How to Use This Dashboard
- Find low-access areas → Red/orange areas have the worst availability.
- Check household volume → Prioritize locations with 50+ food-assisted households.
- Select priority areas → Click and drag on the scatter plot to filter census tracts on the map and bar chart.
Interactive Dashboard
View Dashboard on Tableau Public
Key Insights & Impact
- 464 households identified with no local pantry access.
- Located strategic sites where a new pantry could serve 3,000+ households.
- Mapped food insecurity gaps to help optimize food bank operations.
The Metric Behind the Color Coding
\[\frac{\text{Number of Food Pantries*}}{\text{Households Receiving Food Assistance* / 1000}} \qquad\qquad \tag*{* within 5 Miles}\]Why This Metric?

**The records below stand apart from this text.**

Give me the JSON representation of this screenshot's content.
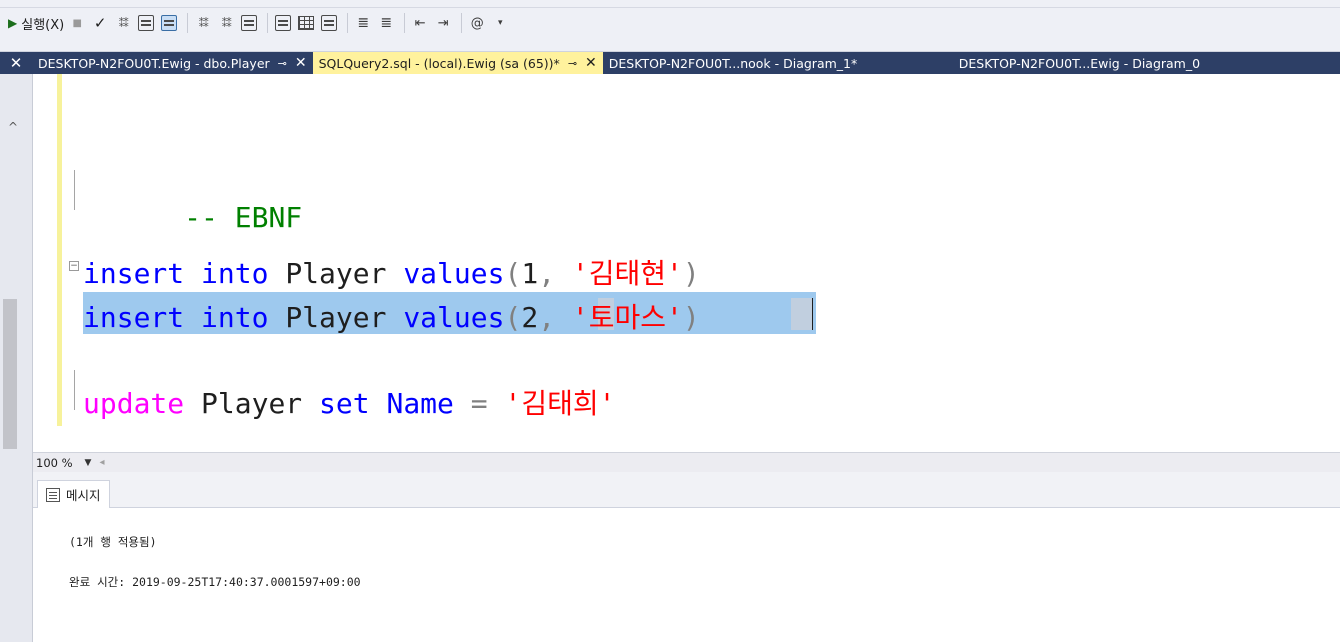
{
  "toolbar": {
    "execute_label": "실행(X)"
  },
  "tabs": [
    {
      "label": "DESKTOP-N2FOU0T.Ewig - dbo.Player",
      "pinned": true,
      "active": false
    },
    {
      "label": "SQLQuery2.sql - (local).Ewig (sa (65))*",
      "pinned": true,
      "active": true
    },
    {
      "label": "DESKTOP-N2FOU0T...nook - Diagram_1*",
      "active": false
    },
    {
      "label": "DESKTOP-N2FOU0T...Ewig - Diagram_0",
      "active": false
    }
  ],
  "editor": {
    "comment_line": "-- EBNF",
    "line1": {
      "kw1": "insert",
      "kw2": "into",
      "table": "Player",
      "kw3": "values",
      "open": "(",
      "num": "1",
      "comma": ",",
      "str": "'김태현'",
      "close": ")"
    },
    "line2": {
      "kw1": "insert",
      "kw2": "into",
      "table": "Player",
      "kw3": "values",
      "open": "(",
      "num": "2",
      "comma": ",",
      "str": "'토마스'",
      "close": ")"
    },
    "line3": {
      "kw1": "update",
      "table": "Player",
      "kw2": "set",
      "col": "Name",
      "eq": "=",
      "str": "'김태희'"
    }
  },
  "zoom": {
    "value": "100 %"
  },
  "results": {
    "tab_label": "메시지",
    "line1": "(1개 행 적용됨)",
    "line2": "완료 시간: 2019-09-25T17:40:37.0001597+09:00"
  },
  "colors": {
    "keyword": "#0000ff",
    "function": "#ff00ff",
    "string": "#ff0000",
    "comment": "#008000",
    "selection": "#9ec9ee",
    "active_tab": "#fff29d",
    "tabbar": "#2d3f66"
  }
}
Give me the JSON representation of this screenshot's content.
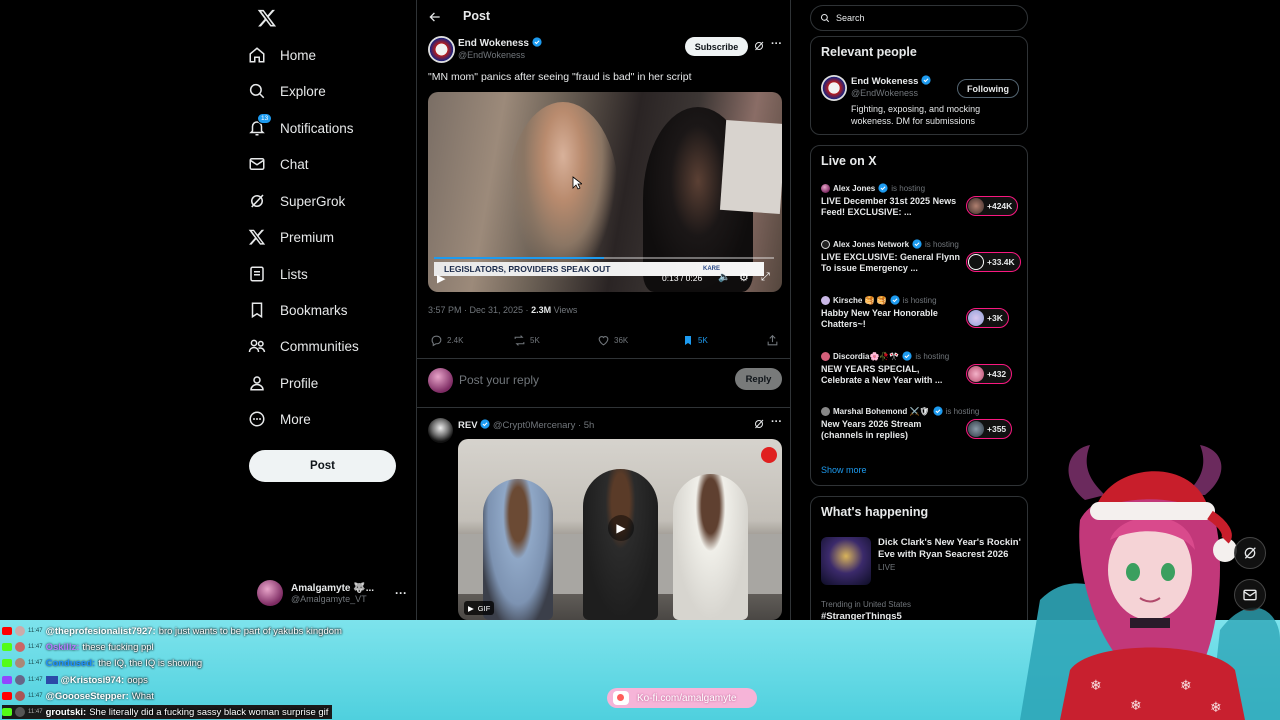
{
  "nav": {
    "items": [
      {
        "label": "Home",
        "icon": "home-icon"
      },
      {
        "label": "Explore",
        "icon": "search-icon"
      },
      {
        "label": "Notifications",
        "icon": "bell-icon",
        "badge": "13"
      },
      {
        "label": "Chat",
        "icon": "mail-icon"
      },
      {
        "label": "SuperGrok",
        "icon": "grok-icon"
      },
      {
        "label": "Premium",
        "icon": "x-icon"
      },
      {
        "label": "Lists",
        "icon": "list-icon"
      },
      {
        "label": "Bookmarks",
        "icon": "bookmark-icon"
      },
      {
        "label": "Communities",
        "icon": "people-icon"
      },
      {
        "label": "Profile",
        "icon": "person-icon"
      },
      {
        "label": "More",
        "icon": "more-circle-icon"
      }
    ],
    "post_label": "Post",
    "account": {
      "name": "Amalgamyte 🐺...",
      "handle": "@Amalgamyte_VT"
    }
  },
  "post": {
    "header_title": "Post",
    "author": {
      "name": "End Wokeness",
      "handle": "@EndWokeness"
    },
    "subscribe_label": "Subscribe",
    "text": "\"MN mom\" panics after seeing \"fraud is bad\" in her script",
    "video": {
      "banner": "LEGISLATORS, PROVIDERS SPEAK OUT",
      "station": "KARE",
      "time": "0:13 / 0:26",
      "progress": 0.5
    },
    "meta": {
      "time": "3:57 PM · Dec 31, 2025 · ",
      "views_count": "2.3M",
      "views_label": " Views"
    },
    "actions": {
      "replies": "2.4K",
      "reposts": "5K",
      "likes": "36K",
      "bookmarks": "5K"
    },
    "reply_placeholder": "Post your reply",
    "reply_label": "Reply"
  },
  "reply_post": {
    "author": "REV",
    "handle_time": "@Crypt0Mercenary · 5h",
    "gif_label": "GIF"
  },
  "right": {
    "search_placeholder": "Search",
    "relevant": {
      "title": "Relevant people",
      "name": "End Wokeness",
      "handle": "@EndWokeness",
      "following_label": "Following",
      "bio": "Fighting, exposing, and mocking wokeness. DM for submissions"
    },
    "live": {
      "title": "Live on X",
      "hosting": "is hosting",
      "items": [
        {
          "host": "Alex Jones",
          "title": "LIVE December 31st 2025 News Feed! EXCLUSIVE: ...",
          "count": "+424K"
        },
        {
          "host": "Alex Jones Network",
          "title": "LIVE EXCLUSIVE: General Flynn To issue Emergency ...",
          "count": "+33.4K"
        },
        {
          "host": "Kirsche 🥞 🥞",
          "title": "Habby New Year Honorable Chatters~!",
          "count": "+3K"
        },
        {
          "host": "Discordia🌸🥀🎌",
          "title": "NEW YEARS SPECIAL, Celebrate a New Year with ...",
          "count": "+432"
        },
        {
          "host": "Marshal Bohemond ⚔️🛡",
          "title": "New Years 2026 Stream (channels in replies)",
          "count": "+355"
        }
      ],
      "show_more": "Show more"
    },
    "happening": {
      "title": "What's happening",
      "event": "Dick Clark's New Year's Rockin' Eve with Ryan Seacrest 2026",
      "event_status": "LIVE",
      "trend_context": "Trending in United States",
      "trend": "#StrangerThings5"
    }
  },
  "chat": [
    {
      "time": "11:47",
      "user": "@theprofesionalist7927:",
      "msg": "bro just wants to be part of yakubs kingdom",
      "color": "#ffffff",
      "plat": "#ff0000"
    },
    {
      "time": "11:47",
      "user": "Oskillz:",
      "msg": "these fucking ppl",
      "color": "#b57cff",
      "plat": "#53fc18"
    },
    {
      "time": "11:47",
      "user": "Condused:",
      "msg": "the IQ, the IQ is showing",
      "color": "#1e90ff",
      "plat": "#53fc18"
    },
    {
      "time": "11:47",
      "user": "@Kristosi974:",
      "msg": "oops",
      "color": "#ffffff",
      "plat": "#9146ff"
    },
    {
      "time": "11:47",
      "user": "@GoooseStepper:",
      "msg": "What",
      "color": "#ffffff",
      "plat": "#ff0000"
    },
    {
      "time": "11:47",
      "user": "groutski:",
      "msg": "She literally did a fucking sassy black woman surprise gif",
      "color": "#ffffff",
      "plat": "#53fc18"
    }
  ],
  "kofi": "Ko-fi.com/amalgamyte",
  "colors": {
    "accent": "#1d9bf0",
    "background": "#000000",
    "border": "#2f3336",
    "overlay": "#5fd6e2",
    "live_ring": "#f91880"
  }
}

This metric helps identify food pantry gaps more effectively than using raw numbers alone:
- 5-mile radius → Ensures fair comparisons since census tracts vary widely in size.
- Dividing by 1,000 → Standardizes the ratio for easier interpretation.
- Balancing need and access → Highlights distribution gaps by factoring in both pantry availability and the number of food-assisted households.
Technical Approach
This project integrates geospatial analysis, census data, and web scraping to identify underserved areas.
Tools Used
- R 4.3.2 (
tidycensus
,sf
,dplyr
,ggplot2
,stringr
) → For data processing & geospatial analysis. - Tableau Public → For interactive visualization.
Data Sources
- Food Pantry Locations → Web-scraped from Second Harvest of Orange County.
- Census Data → U.S. Census Bureau (ACS 2017-2021 5-Year Estimates), accessed via R.